Boo on Anna Silva for her ridiculous costuming for Bokuniewicz, particularly whatever slinky thing Silva gave Bouniewicz in one scene. Overall, the costuming was just not flattering or memorable for any of the cast. I was surprised that Al Forgione’s set design worked, though, it compromised some scenes by having Adam and Luke’s apartment double as the hospital waiting room, which also became Luke’s hospital room. Director Greene makes the interesting choice to highlight Adam’s memories as the play travels between the present-day hospital to five years in the past in Adam and Luke’s apartment. This clever decision makes scene changes seamless and highlights Adam’s tormented psyche as moments in the present-day remind him of his happier past with Luke. However, such choice has its limitations and disadvantages. For example, Greene decides to eliminate props in the past (an appropriate choice if he wants the seamless transition and the lucid nature of memory). However, this decision requires his cast to “pretend” to eat, drink, and store items without the physicality of them. His cast does not do this with any semblance of ability or skill. Perhaps I’m extra critical having just performed in Our Town, but, frequently, props vanish mid-way through scenes, imaginary plates are unknowingly kicked off tables, and juice is poured with no acknowledgement of gravity or depth. Such blatant lack of precision draws audience members away from the scene as they recognize the actors’ lack of practice and coaching in creating this imaginary world.
The doubling of locations also creates odd blocking and set choices. For example, one of the first flashback moments is supposed to take place on the roof of Holly’s apartment, where Adam has escaped to get some air, and, there, he meets Luke for the first time. However, this production had a couch stuck from the prior scene in the hospital waiting room for which Greene decided to utilize. I don’t know anyone with a couch on her NYC apartment roof. Additionally, because a couch doubled for both apartment and waiting room scenes, the actors frequently used the furniture with the same familiarity. Someone does not use their living room couch the same way as he would use a couch in a waiting room; it was annoying to watch these actors do so.

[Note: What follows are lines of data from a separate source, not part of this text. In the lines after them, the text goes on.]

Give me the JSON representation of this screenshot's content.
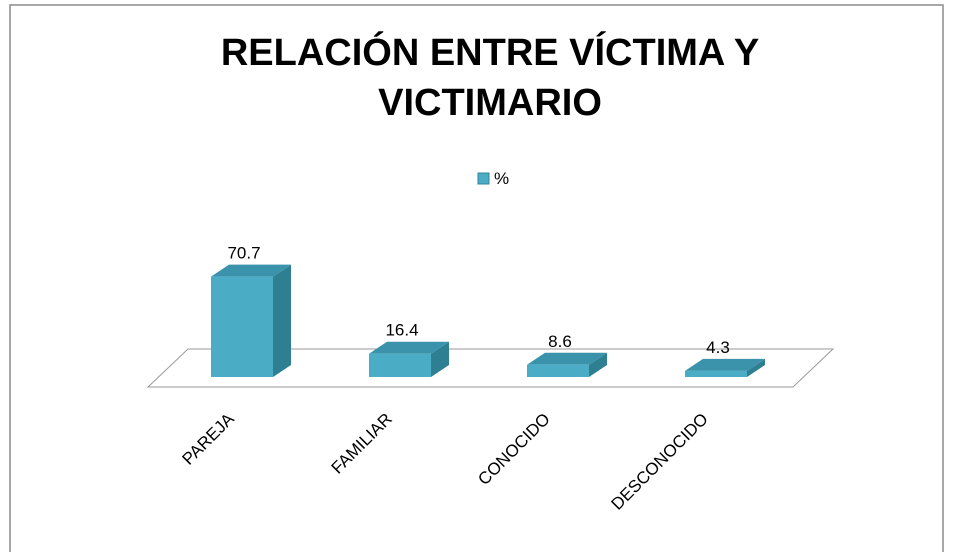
{
  "chart_data": {
    "type": "bar3d",
    "title": "RELACIÓN ENTRE VÍCTIMA Y VICTIMARIO",
    "categories": [
      "PAREJA",
      "FAMILIAR",
      "CONOCIDO",
      "DESCONOCIDO"
    ],
    "series": [
      {
        "name": "%",
        "color": "#4bacc6",
        "values": [
          70.7,
          16.4,
          8.6,
          4.3
        ]
      }
    ],
    "legend": "top"
  }
}
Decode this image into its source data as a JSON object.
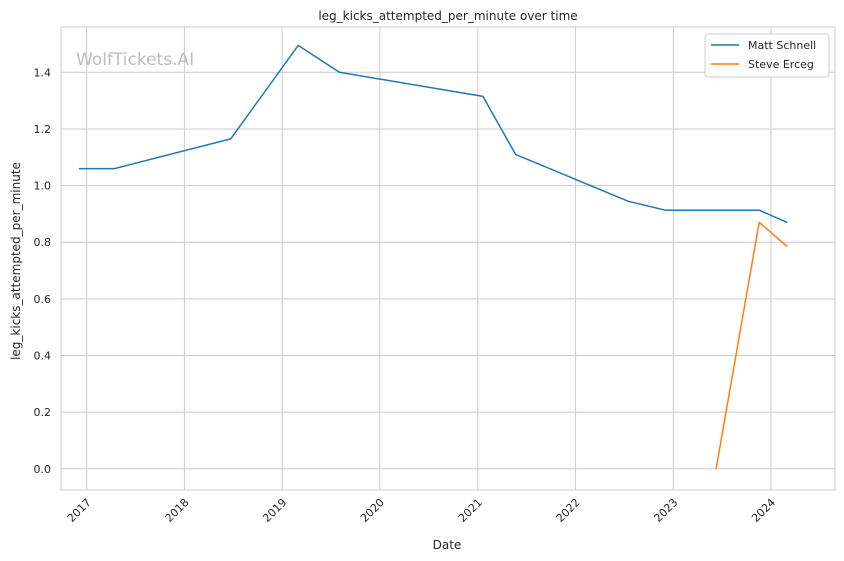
{
  "chart_data": {
    "type": "line",
    "title": "leg_kicks_attempted_per_minute over time",
    "xlabel": "Date",
    "ylabel": "leg_kicks_attempted_per_minute",
    "watermark": "WolfTickets.AI",
    "x_ticks": [
      "2017",
      "2018",
      "2019",
      "2020",
      "2021",
      "2022",
      "2023",
      "2024"
    ],
    "y_ticks": [
      "0.0",
      "0.2",
      "0.4",
      "0.6",
      "0.8",
      "1.0",
      "1.2",
      "1.4"
    ],
    "ylim": [
      -0.075,
      1.56
    ],
    "xlim": [
      "2016-09-27",
      "2024-08-27"
    ],
    "grid": true,
    "legend_position": "top-right",
    "series": [
      {
        "name": "Matt Schnell",
        "color": "#1f77b4",
        "points": [
          {
            "date": "2016-12-03",
            "value": 1.06
          },
          {
            "date": "2017-04-15",
            "value": 1.06
          },
          {
            "date": "2018-06-23",
            "value": 1.165
          },
          {
            "date": "2019-03-02",
            "value": 1.495
          },
          {
            "date": "2019-08-03",
            "value": 1.4
          },
          {
            "date": "2021-01-20",
            "value": 1.315
          },
          {
            "date": "2021-05-22",
            "value": 1.11
          },
          {
            "date": "2022-07-16",
            "value": 0.945
          },
          {
            "date": "2022-12-03",
            "value": 0.913
          },
          {
            "date": "2023-11-18",
            "value": 0.913
          },
          {
            "date": "2024-03-02",
            "value": 0.87
          }
        ]
      },
      {
        "name": "Steve Erceg",
        "color": "#ff7f0e",
        "points": [
          {
            "date": "2023-06-10",
            "value": 0.0
          },
          {
            "date": "2023-11-18",
            "value": 0.87
          },
          {
            "date": "2024-03-02",
            "value": 0.785
          }
        ]
      }
    ]
  }
}
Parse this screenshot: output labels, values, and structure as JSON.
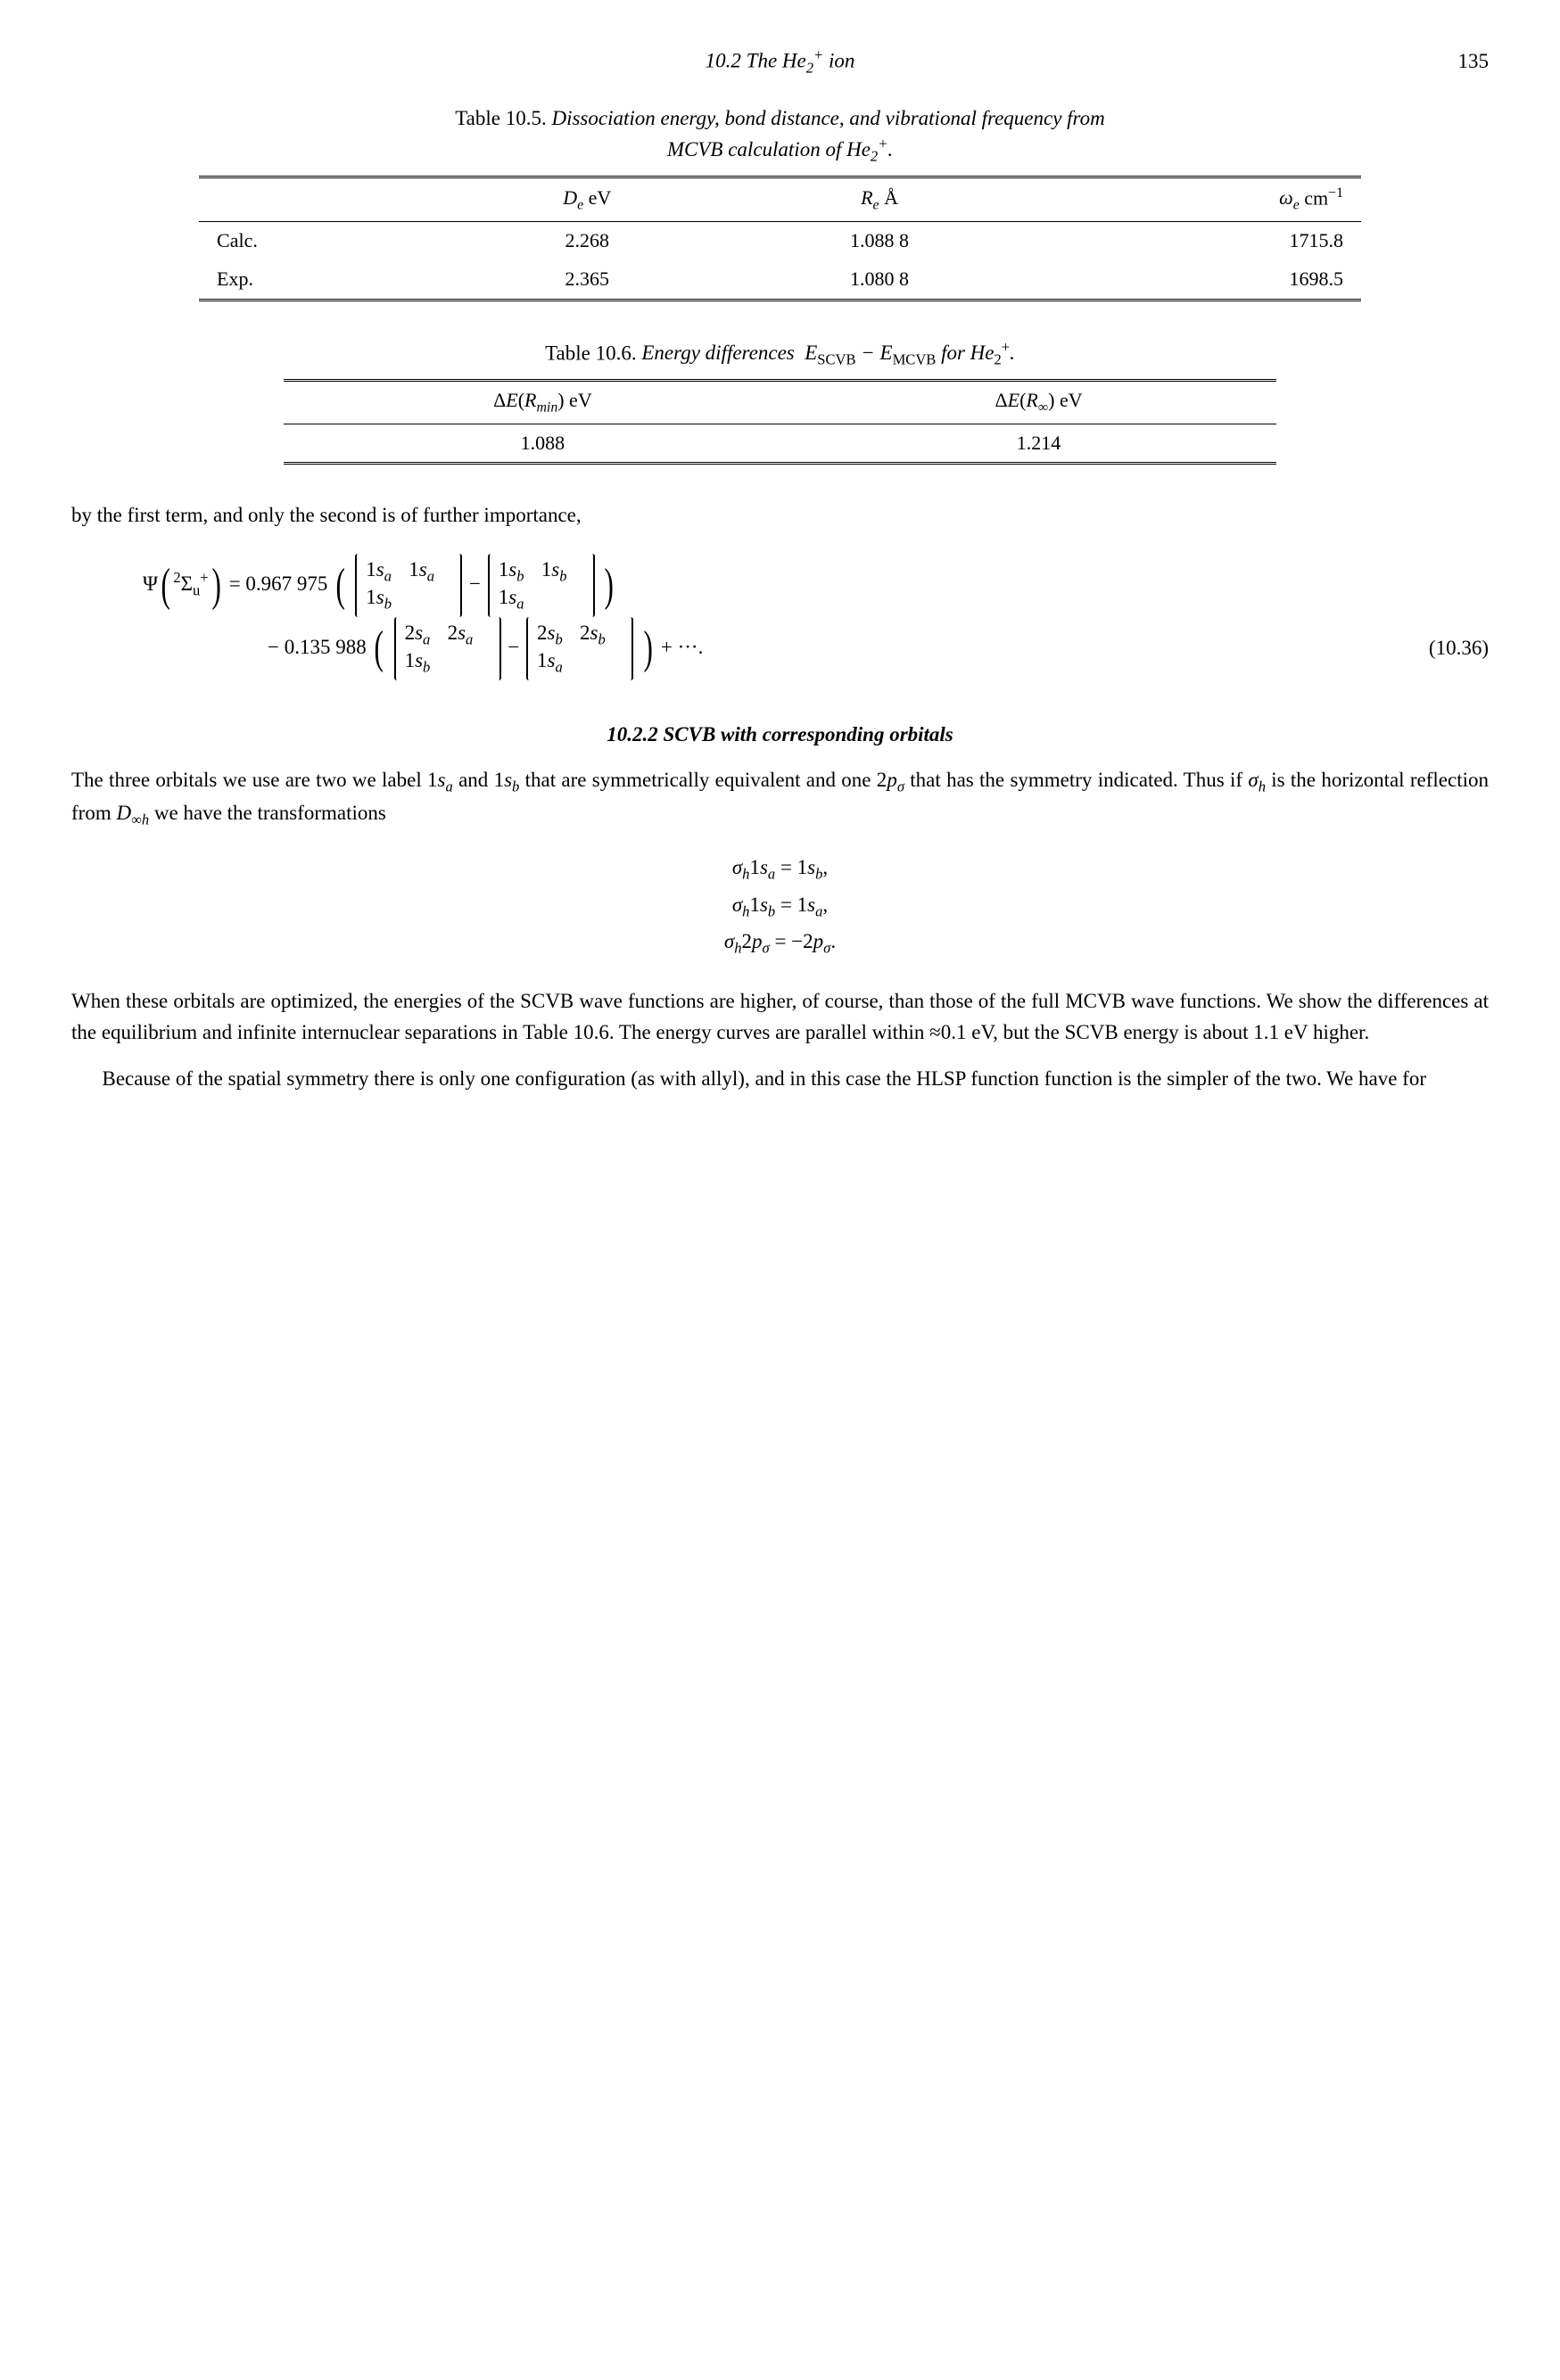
{
  "header": {
    "running_title": "10.2 The He₂⁺ ion",
    "page_number": "135"
  },
  "table1": {
    "caption_label": "Table 10.5.",
    "caption_desc": "Dissociation energy, bond distance, and vibrational frequency from MCVB calculation of He₂⁺.",
    "headers": [
      "",
      "Dₑ eV",
      "Rₑ Å",
      "ωₑ cm⁻¹"
    ],
    "rows": [
      [
        "Calc.",
        "2.268",
        "1.088 8",
        "1715.8"
      ],
      [
        "Exp.",
        "2.365",
        "1.080 8",
        "1698.5"
      ]
    ]
  },
  "table2": {
    "caption_label": "Table 10.6.",
    "caption_desc_pre": "Energy differences ",
    "caption_desc_mid": "E",
    "caption_desc_sub1": "SCVB",
    "caption_desc_minus": " − ",
    "caption_desc_mid2": "E",
    "caption_desc_sub2": "MCVB",
    "caption_desc_post": " for He₂⁺.",
    "headers": [
      "ΔE(Rₘᵢₙ) eV",
      "ΔE(R∞) eV"
    ],
    "rows": [
      [
        "1.088",
        "1.214"
      ]
    ]
  },
  "para1": "by the first term, and only the second is of further importance,",
  "equation": {
    "lhs": "Ψ(²Σᵤ⁺) = 0.967 975 ",
    "m1": {
      "r1c1": "1sₐ",
      "r1c2": "1sₐ",
      "r2c1": "1s_b",
      "r2c2": ""
    },
    "m2": {
      "r1c1": "1s_b",
      "r1c2": "1s_b",
      "r2c1": "1sₐ",
      "r2c2": ""
    },
    "line2_pre": "− 0.135 988 ",
    "m3": {
      "r1c1": "2sₐ",
      "r1c2": "2sₐ",
      "r2c1": "1s_b",
      "r2c2": ""
    },
    "m4": {
      "r1c1": "2s_b",
      "r1c2": "2s_b",
      "r2c1": "1sₐ",
      "r2c2": ""
    },
    "trail": " + ···.",
    "number": "(10.36)"
  },
  "subsection": "10.2.2  SCVB with corresponding orbitals",
  "para2_a": "The three orbitals we use are two we label 1",
  "para2_b": " and 1",
  "para2_c": " that are symmetrically equivalent and one 2",
  "para2_d": " that has the symmetry indicated. Thus if ",
  "para2_e": " is the horizontal reflection from ",
  "para2_f": " we have the transformations",
  "align": {
    "l1": "σₕ1sₐ = 1s_b,",
    "l2": "σₕ1s_b = 1sₐ,",
    "l3": "σₕ2pσ = −2pσ."
  },
  "para3": "When these orbitals are optimized, the energies of the SCVB wave functions are higher, of course, than those of the full MCVB wave functions. We show the differences at the equilibrium and infinite internuclear separations in Table 10.6. The energy curves are parallel within ≈0.1 eV, but the SCVB energy is about 1.1 eV higher.",
  "para4": "Because of the spatial symmetry there is only one configuration (as with allyl), and in this case the HLSP function function is the simpler of the two. We have for"
}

Overall, I felt the play lacked precision, execution , and awareness. Unfortunately, a lot of these needs lie within the director’s scope. Perhaps I am too critical because I came to the show with some experience with the play and its text. Perhaps I came with too many expectations for what the show means to me. Again, seeing an audience encourage the broad farcical humor and ignore any stylistic faults in their creations gave me pause. As a reviewer, I have to acknowledge that I do not know what makes good theatre. Should I be encouraging theatre that entertains, or should I applaud the theatre that educates? To whom should I be writing these reviews? The LCD? The educated theatre patron? The theatre company? Myself? As I struggled to write this review, I had to refine a lot of my thoughts about what makes a good review and, moreover, what makes good theatre worthy of a good review. Overall, I’m just one voice among the many people that see Boston theatre, however, I like to think that my continued attendance and persistent questioning of good theatre makes me qualified to review such theatre with a critical eye and ear for people to consider. Like my dismissal of Hovey Players’ Next Fall, it’s all in your perception.